We all suffer temptations to all sorts of sin weaknesses. My weakness may not be your weakness and your weakness not a weakness of my own. Through my own observations of human behavior there is a weakness that at some point in time in our lives we all fail miserably when the temptation arises. This is the tendency we have to choose to be a victim. The “I am a victim” weakness starts at a very early age. Hang around with siblings or a room full of toddlers for an hour or two. You will hear “How come she gets that?” “I never get a turn!” “I never get to go first!” “He got more cookies than I did!” Oh yes the comparisons to others and becoming “a victim” starts very young. What is it about us that we have to keep score? Why must we continuously look at what others have and focus on what we do not?
This is a temptation that knows no cultural, physical, age, or gender boundaries. I have been tempted by it and have witnessed others who have succumbed to becoming “a victim” throughout all my walks in life for my entire life. Sometimes the greatest conviction I have is here at home. At home my guard comes down. While at work my focus turns to my patients and their needs. Just the other day I told a friend and coworker that sometimes work is a vacation from my own life. It is a time to completely focus on the needs of others. Helping others in their time of pain and need somehow brings my own struggles into the proper prospective. At home as messes pile up it often seems and actually is a fact that momma is the only one cleaning. As the temptation to turn into “a victim” and fatigue wear me down I will start whining to my family about their lack of consideration and laziness. The conviction that I am really not teaching my children anything when I whine and yell is overwhelming. To teach them it takes even more effort than cleaning the messes on my own. To raise responsible adults it means taking the I-pod away until the mess in the kitchen is cleaned up. It means taking the time to teach my children and sometimes husband how to clean. When I go into “victim” mode all that I am teaching is how to become “a victim” and it builds resentment within my children. Becoming “a victim” decreases our credibility.
Often when we focus on what others have or are getting we are missing the big picture. That person may have had to give up something or have an unseen struggle we know nothing about. The constant comparing and score keeping does nothing but steal our joy. By allowing ourselves to become “a victim” we are applying layer after layer to the wall of bitterness around our hearts.

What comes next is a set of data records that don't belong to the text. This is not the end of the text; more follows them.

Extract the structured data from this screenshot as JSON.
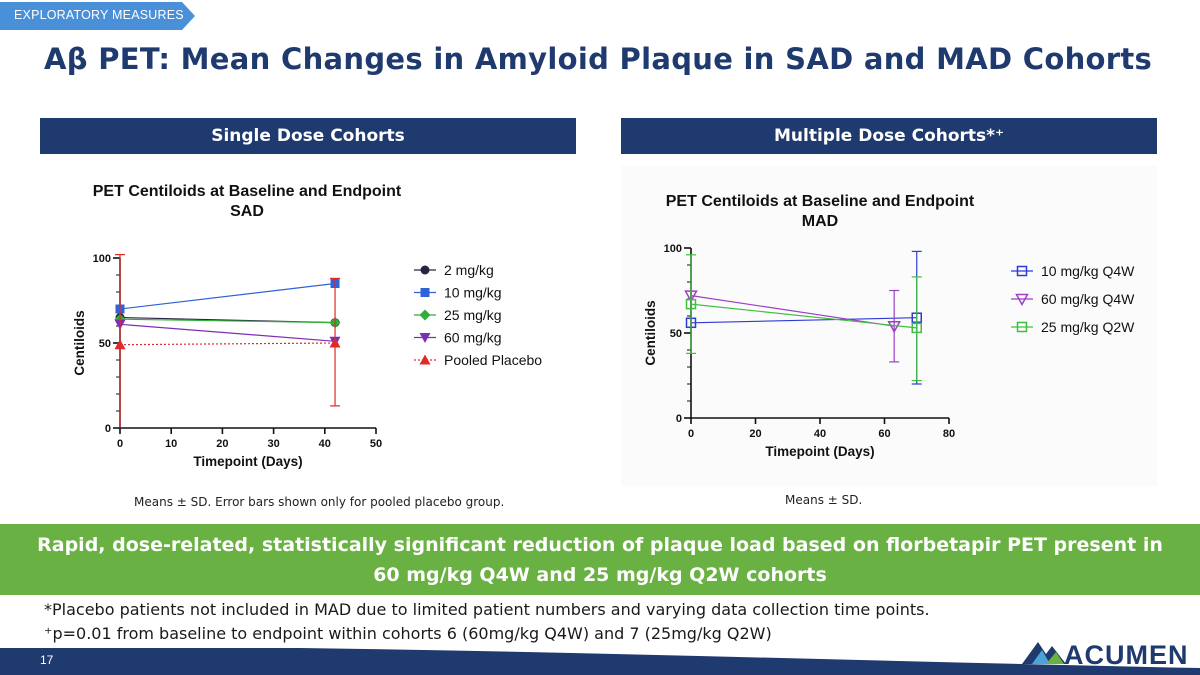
{
  "section_tag": "EXPLORATORY MEASURES",
  "title": "Aβ PET: Mean Changes in Amyloid Plaque in SAD and MAD Cohorts",
  "left_panel": {
    "header": "Single Dose Cohorts",
    "note": "Means ± SD.  Error bars shown only for pooled placebo group."
  },
  "right_panel": {
    "header": "Multiple Dose Cohorts*⁺",
    "note": "Means ± SD."
  },
  "banner": {
    "line1": "Rapid, dose-related, statistically significant reduction of plaque load based on florbetapir PET present in",
    "line2": "60 mg/kg Q4W and 25 mg/kg Q2W cohorts"
  },
  "footnotes": {
    "line1": "*Placebo patients not included in MAD due to limited patient numbers and varying data collection time points.",
    "line2": "⁺p=0.01 from baseline to endpoint within cohorts 6 (60mg/kg Q4W) and 7 (25mg/kg Q2W)"
  },
  "slide_number": "17",
  "logo_text": "ACUMEN",
  "colors": {
    "navy": "#1f3a6e",
    "green": "#6ab143",
    "tag": "#4a90d9"
  },
  "chart_data": [
    {
      "type": "line",
      "title": "PET Centiloids at  Baseline and  Endpoint",
      "subtitle": "SAD",
      "xlabel": "Timepoint (Days)",
      "ylabel": "Centiloids",
      "xlim": [
        0,
        50
      ],
      "ylim": [
        0,
        100
      ],
      "xticks": [
        0,
        10,
        20,
        30,
        40,
        50
      ],
      "yticks": [
        0,
        50,
        100
      ],
      "legend_position": "right",
      "series": [
        {
          "name": "2 mg/kg",
          "color": "#2b2340",
          "marker": "circle",
          "dash": false,
          "points": [
            [
              0,
              65
            ],
            [
              42,
              62
            ]
          ]
        },
        {
          "name": "10 mg/kg",
          "color": "#2f63d6",
          "marker": "square",
          "dash": false,
          "points": [
            [
              0,
              70
            ],
            [
              42,
              85
            ]
          ]
        },
        {
          "name": "25 mg/kg",
          "color": "#2fae3a",
          "marker": "diamond",
          "dash": false,
          "points": [
            [
              0,
              64
            ],
            [
              42,
              62
            ]
          ]
        },
        {
          "name": "60 mg/kg",
          "color": "#7a2fb5",
          "marker": "triangle-down",
          "dash": false,
          "points": [
            [
              0,
              61
            ],
            [
              42,
              51
            ]
          ]
        },
        {
          "name": "Pooled Placebo",
          "color": "#e02a2a",
          "marker": "triangle-up",
          "dash": true,
          "points": [
            [
              0,
              49
            ],
            [
              42,
              50
            ]
          ],
          "errors": [
            [
              -10,
              102
            ],
            [
              13,
              88
            ]
          ]
        }
      ]
    },
    {
      "type": "line",
      "title": "PET Centiloids at Baseline and Endpoint",
      "subtitle": "MAD",
      "xlabel": "Timepoint (Days)",
      "ylabel": "Centiloids",
      "xlim": [
        0,
        80
      ],
      "ylim": [
        0,
        100
      ],
      "xticks": [
        0,
        20,
        40,
        60,
        80
      ],
      "yticks": [
        0,
        50,
        100
      ],
      "legend_position": "right",
      "series": [
        {
          "name": "10 mg/kg Q4W",
          "color": "#2f3bd6",
          "marker": "square-open",
          "dash": false,
          "points": [
            [
              0,
              56
            ],
            [
              70,
              59
            ]
          ],
          "errors": [
            [
              0,
              0
            ],
            [
              20,
              98
            ]
          ]
        },
        {
          "name": "60 mg/kg Q4W",
          "color": "#9b3fc4",
          "marker": "triangle-down-open",
          "dash": false,
          "points": [
            [
              0,
              72
            ],
            [
              63,
              54
            ]
          ],
          "errors": [
            [
              0,
              0
            ],
            [
              33,
              75
            ]
          ]
        },
        {
          "name": "25 mg/kg Q2W",
          "color": "#3fbf3f",
          "marker": "square-open",
          "dash": false,
          "points": [
            [
              0,
              67
            ],
            [
              70,
              53
            ]
          ],
          "errors": [
            [
              38,
              96
            ],
            [
              22,
              83
            ]
          ]
        }
      ]
    }
  ]
}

When our family first moved into the home we currently live in we struggled in figuring out what to do for afterschool care for our oldest daughter then in second grade. My husband worked it out with his boss that he would go into work early and work through his lunch in order to be off work in time to get her picked up from school. This only lasted for about two weeks. A couple of co-workers of his decided to become “victims” they saw him getting to leave work early, became jealous, and complained to the boss. As a result the boss had to tell my husband that since others were complaining he couldn’t let him come in early and skip lunch in order to leave work in time to pick up our daughter. His co-workers chose to only see what he was getting and not what he was giving up. Anyone who knows the man knows he really likes his food! We made other arrangements and it all turned out fine. Just the perfect example of how our human nature will focus on what we are not getting, but miss the big picture of what has been sacrificed.
As God has placed this blog on my heart there has been story after story personally and through social media that has driven His point even further in my heart. Some friend’s dear daughter with muscular dystrophy pouring out wisdom beyond her years how that even being bound to a wheelchair she knows that things can always be worse. God provides her with ways to give back to this world that are further reaching from her wheelchair than she could ever reach on her two legs. An inspiring video of a runner who fell flat in a championship race, got up quickly, came from far behind to actually win the race with just two hundred meters to go reminded me to always get up. When we fall always get up and keep pressing on toward the goal. The only time we are a failure is when we give up. She could have sat on that track, become “a victim” and cried. No she walked off the track as a champion because she got up and finished the race.
There are people struggling and in pain all around us everyday. It is a daily prayer for God to reveal to me not what everyone else is getting in life, but to see the needs of others and how I can give. Asking God to give me the attitude of “how can I give my all and expect nothing in return” actually brings freedom. It frees me from my own tendencies to become “a victim” and prevents the disease of bitterness from consuming my joy. Psalm 71:20 “Though you have made me see troubles, many and bitter, you will restore my life again; from the depths of the earth you will again bring me up.”
Proverbs 14:10 “Each heart knows its own bitterness, and no one else can share its joy.”
Hebrews 12:15 “See to it that no one misses the grace of God and that no bitter root grows up to cause trouble and defile many.”
One thought on “Don’t Choose to be a Victim”
That was a lovely post. Well said. Victimology is quite popular these days. Even when you’ve genuinely been the bug on somebody else’s windshield, perceiving yourself as a victim robs you of even more power.